И ещё тому добро, кто не видел, как прыгает в это пламя живой человек и исчезает в нём, в багровой круговерти, и сам становится языком огня… Потвора, Потворушка, сестрица милая!
…И тогда же, пока бежали задворками, меня как стукнуло: не само вспыхнуло – подожгли! Я же помнил, бабка выгребла из каменки жар и спрятала в горшок. А тут пылало так, будто по всем углам нарочно раскидали солому! Вот мы вомчались в ворота, и точно: пёс-сторож лежал зарубленный на почерневшем снегу! А дом горел костром. Видать, сильно досадил кому-то мой усмарь, ведал же вор, какой грозе себя подставил: доищутся – самого и семью на разграбление да на поток, а допрежь ещё заставят погоревшему убыток платить. Оттого-то поджогом мстит только тот, кому нечего терять, кто и так всё уже потерял.

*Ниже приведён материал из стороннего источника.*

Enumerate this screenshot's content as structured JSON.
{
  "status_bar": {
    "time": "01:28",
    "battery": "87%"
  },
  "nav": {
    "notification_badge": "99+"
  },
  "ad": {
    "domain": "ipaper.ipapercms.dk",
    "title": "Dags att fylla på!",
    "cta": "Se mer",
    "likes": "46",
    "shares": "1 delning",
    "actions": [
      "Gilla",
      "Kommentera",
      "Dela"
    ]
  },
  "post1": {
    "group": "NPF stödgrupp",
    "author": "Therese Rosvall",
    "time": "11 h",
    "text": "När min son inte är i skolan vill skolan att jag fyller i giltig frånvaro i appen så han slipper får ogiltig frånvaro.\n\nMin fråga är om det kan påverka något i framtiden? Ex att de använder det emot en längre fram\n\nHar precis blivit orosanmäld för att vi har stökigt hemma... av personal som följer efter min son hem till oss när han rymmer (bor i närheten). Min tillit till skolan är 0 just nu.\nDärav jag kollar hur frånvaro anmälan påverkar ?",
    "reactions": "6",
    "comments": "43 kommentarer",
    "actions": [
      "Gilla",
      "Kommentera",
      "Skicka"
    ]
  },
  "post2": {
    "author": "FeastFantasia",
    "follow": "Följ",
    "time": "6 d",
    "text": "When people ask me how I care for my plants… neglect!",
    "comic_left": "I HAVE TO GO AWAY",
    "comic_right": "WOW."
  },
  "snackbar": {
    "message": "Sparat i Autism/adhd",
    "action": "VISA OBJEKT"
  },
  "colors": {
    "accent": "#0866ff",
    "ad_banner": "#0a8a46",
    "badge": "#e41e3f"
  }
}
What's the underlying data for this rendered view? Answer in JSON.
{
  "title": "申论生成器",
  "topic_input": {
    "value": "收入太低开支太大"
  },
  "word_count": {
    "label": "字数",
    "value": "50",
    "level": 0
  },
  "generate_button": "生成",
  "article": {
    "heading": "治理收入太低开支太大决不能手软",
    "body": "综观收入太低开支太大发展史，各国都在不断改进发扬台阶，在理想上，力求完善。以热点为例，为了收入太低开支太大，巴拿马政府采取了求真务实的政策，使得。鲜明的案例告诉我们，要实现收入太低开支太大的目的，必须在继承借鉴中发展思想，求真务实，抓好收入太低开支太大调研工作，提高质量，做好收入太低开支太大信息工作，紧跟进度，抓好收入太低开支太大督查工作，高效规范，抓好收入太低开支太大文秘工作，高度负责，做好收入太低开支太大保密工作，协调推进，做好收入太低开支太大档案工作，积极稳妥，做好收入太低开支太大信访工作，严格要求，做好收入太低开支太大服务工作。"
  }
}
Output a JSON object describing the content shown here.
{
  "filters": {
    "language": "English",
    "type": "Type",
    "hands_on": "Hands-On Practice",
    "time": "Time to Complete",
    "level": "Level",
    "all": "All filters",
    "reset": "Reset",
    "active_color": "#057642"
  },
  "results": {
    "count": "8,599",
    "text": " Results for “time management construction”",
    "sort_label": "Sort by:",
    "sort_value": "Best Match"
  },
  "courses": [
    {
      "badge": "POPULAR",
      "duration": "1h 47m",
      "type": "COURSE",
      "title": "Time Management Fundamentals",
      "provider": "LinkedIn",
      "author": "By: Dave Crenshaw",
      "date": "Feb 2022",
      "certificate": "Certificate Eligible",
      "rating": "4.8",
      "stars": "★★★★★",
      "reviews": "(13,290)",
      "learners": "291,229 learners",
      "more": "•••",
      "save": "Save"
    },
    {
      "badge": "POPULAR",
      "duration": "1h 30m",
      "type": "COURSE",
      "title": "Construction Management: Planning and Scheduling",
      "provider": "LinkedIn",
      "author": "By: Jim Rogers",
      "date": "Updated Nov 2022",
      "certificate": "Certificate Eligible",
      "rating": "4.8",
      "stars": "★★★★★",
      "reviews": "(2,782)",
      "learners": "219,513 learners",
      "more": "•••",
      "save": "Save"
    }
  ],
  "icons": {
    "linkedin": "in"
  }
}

Дом колебался в вихре огня, на глазах погибало всё нажитое за годы: утварь и кожи, бабкина резная прялка и мой так и не доделанный мячик… Всё, что мы могли ещё совершить, это помочь уберечь соседние дома, из которых выбегали испуганные, наспех прибранные люди. Вот-вот чёрными птицами полетят по дворам горячие головешки – долго ли всему городу заняться!
Добрыня молча схватил багор, лежавший у него под навесом, за чанами, и кинулся на огонь, будто на лютого змея: умру, мол, а не пропущу…
Много труда приняли мы в ту ночь. Не мы одни: как оборониться от беды, если не сообща? Народу набежало отовсюду – кто с шестами, кто с баграми, кто с вёдрами. И княжьи из крепости подоспели, приодетые, в чём сидели на пиру, в том сорвались. И тоже кинулись, будто в бой. Ни себя не щадили, ни праздничных одежд. Сгорит город, больше утратят!.. Я мельком разглядел меж ними Жизномира и улучил миг подивиться: надо же, вроде и сердце держал на моего усмаря, и обиду злую ему затевал, а ныне вот катил прочь дымившееся бревно и походя тушил снегом дорогой затлевший рукав… и, кажется, даже щёку себе обжёг…
Я уже думал – век вечный буду тащить что-то из огня, руками в волдырях хватать когда топор, когда деревянные вёдра, бросаться то от дома, то к дому – с мороза в бешеный жар!
Добрыню несколько раз окатывали водой, чтобы заживо не сгорел. Лез парень вперёд всех, в самое пекло, одежда на нём вспыхивала то и дело. А водичка была – в десяти шагах от огня плевок мёрз на лету. Тут думай, как бы не застыл ещё да не слёг, даром что ростом не про всякую дверь!